LeafLink creates pitch decks that show prospective investors the potential for its business model. Smith said he always starts with how exciting the space is, then follows with achievable goals and the dates they will be reached.

“We’ll lay out a plan,” he said. “Generally speaking, we’ve achieved what we say were going to in the past. They’ll know what we’re working on. We’re not just making noise; we’re progressing forward. As we get further down the line, it can become a little more of a vision because we’ve built this foundation of trust and execution on goals.”

Smith said it’s important for entrepreneurs to seek funding from venture capital firms that have never invested in a cannabis-related company, as well as those that have already bought into the industry.

LeafLink’s Series A funding came on the heels of a $3 million oversubscribed round led by cannabis newcomer Lerer Hippeau Ventures, which has invested in companies such as Buzzfeed, mobile payment service Venmo, online mattress retailer Casper and Warby Parker, a designer and purveyor of eyeglasses.

“We need to educate people about what we’re building here, how important it is not only to medical patients but also for the state tax coffers,” he said. “You just have to create a big funnel and, hopefully, you can get the right fit.”

Picking the Right Investors

Nosara Capital, a British venture capital firm that had not previously invested in cannabis-related companies, led the $10 million funding. Other investors included a mix of companies that had never invested in cannabis, including Wisdom VC, TIA Ventures and Brand New Matter, as well as Lerer Hippeau, Phyto Partners and Snoop Dogg’s Casa Verde Capital, which focuses on early stage ancillary investments in the cannabis industry.

“The whole goal was to make the investor group similar to our internal team mix – people who have experience in other industries with people who have experience in cannabis,” Smith said. “Bringing those two skill sets together is super important to the industry.”

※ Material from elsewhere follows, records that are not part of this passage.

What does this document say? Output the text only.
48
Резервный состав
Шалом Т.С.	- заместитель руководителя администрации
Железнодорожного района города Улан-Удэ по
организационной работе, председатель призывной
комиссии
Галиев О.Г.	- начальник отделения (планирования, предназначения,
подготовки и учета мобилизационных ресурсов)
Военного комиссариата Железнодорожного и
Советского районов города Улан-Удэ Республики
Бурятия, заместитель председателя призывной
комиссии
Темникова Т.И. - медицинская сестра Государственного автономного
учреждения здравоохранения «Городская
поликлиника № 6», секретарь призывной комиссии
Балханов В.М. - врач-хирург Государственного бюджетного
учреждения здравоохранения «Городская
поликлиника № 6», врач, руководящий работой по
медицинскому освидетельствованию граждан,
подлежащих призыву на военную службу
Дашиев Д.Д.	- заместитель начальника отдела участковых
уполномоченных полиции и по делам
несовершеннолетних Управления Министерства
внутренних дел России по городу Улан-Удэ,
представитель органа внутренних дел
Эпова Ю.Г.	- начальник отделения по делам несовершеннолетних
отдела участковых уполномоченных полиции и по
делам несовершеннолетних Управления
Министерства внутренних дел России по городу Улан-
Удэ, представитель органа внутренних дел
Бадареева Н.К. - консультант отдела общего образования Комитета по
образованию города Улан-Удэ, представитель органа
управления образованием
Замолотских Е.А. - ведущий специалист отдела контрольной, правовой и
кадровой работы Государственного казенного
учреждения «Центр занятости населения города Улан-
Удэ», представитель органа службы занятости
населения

Conventional businesses that are successful at raising money position themselves to be industry disruptors. By contrast, Smith said, marijuana entrepreneurs who portray themselves as visionary or future looking will have an easier time getting investors excited about their businesses.

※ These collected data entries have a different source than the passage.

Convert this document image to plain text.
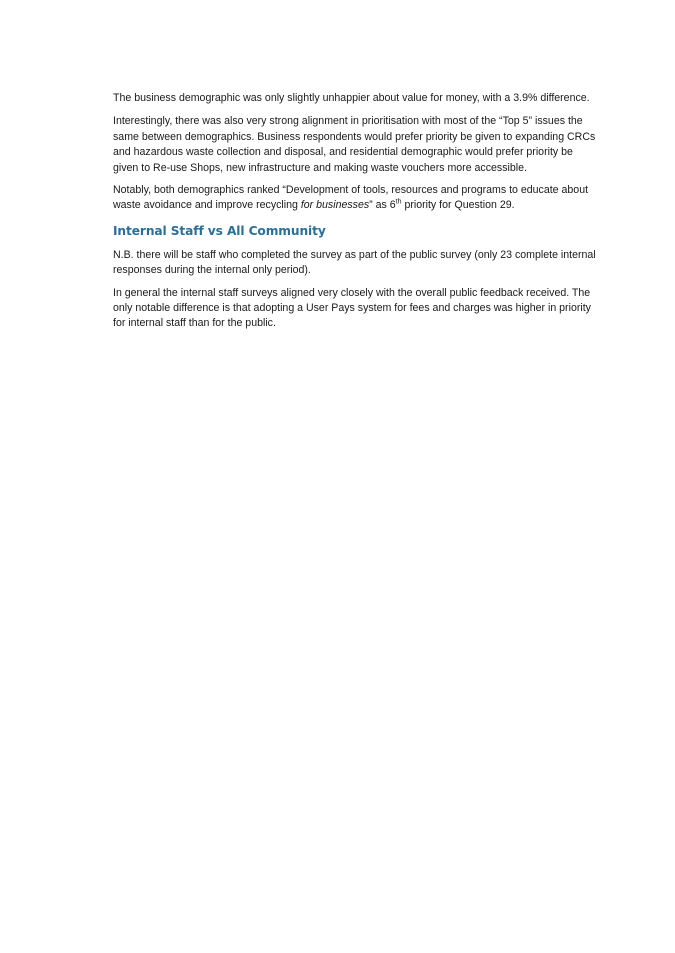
The business demographic was only slightly unhappier about value for money, with a 3.9% difference.

Interestingly, there was also very strong alignment in prioritisation with most of the “Top 5” issues the same between demographics. Business respondents would prefer priority be given to expanding CRCs and hazardous waste collection and disposal, and residential demographic would prefer priority be given to Re-use Shops, new infrastructure and making waste vouchers more accessible.

Notably, both demographics ranked “Development of tools, resources and programs to educate about waste avoidance and improve recycling for businesses” as 6th priority for Question 29.

Internal Staff vs All Community

N.B. there will be staff who completed the survey as part of the public survey (only 23 complete internal responses during the internal only period).

In general the internal staff surveys aligned very closely with the overall public feedback received. The only notable difference is that adopting a User Pays system for fees and charges was higher in priority for internal staff than for the public.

When pitching LeafLink to investors, Smith said he and co-founder Zach Silverman, who is chief technical officer, characterize the company as the backbone of the supply chain.

“There’s really nothing to disrupt,” said Smith, who in 2016 was the first cannabis entrepreneur to be picked for Forbes’ “30 Under 30” list of young leaders. “It’s all brand new. We tell them what it can mean if we get in early and define it, because it’s so much harder to change habits than create something from scratch. We have the unique opportunity to empower businesses.”

Smith cautions against raising too much money from small investors, noting that if you have 25 people writing checks for $20,000-$30,000, it’s hard to maintain the relationships.

“If they can only write a check for $25,000, that money means a lot more to them than a company that can invest $1 million,” Smith said. “Smaller investors require a little bit more attention. Having an overextended group of investors can become burdensome. Don’t just take any money that comes your way – all money is not the same.”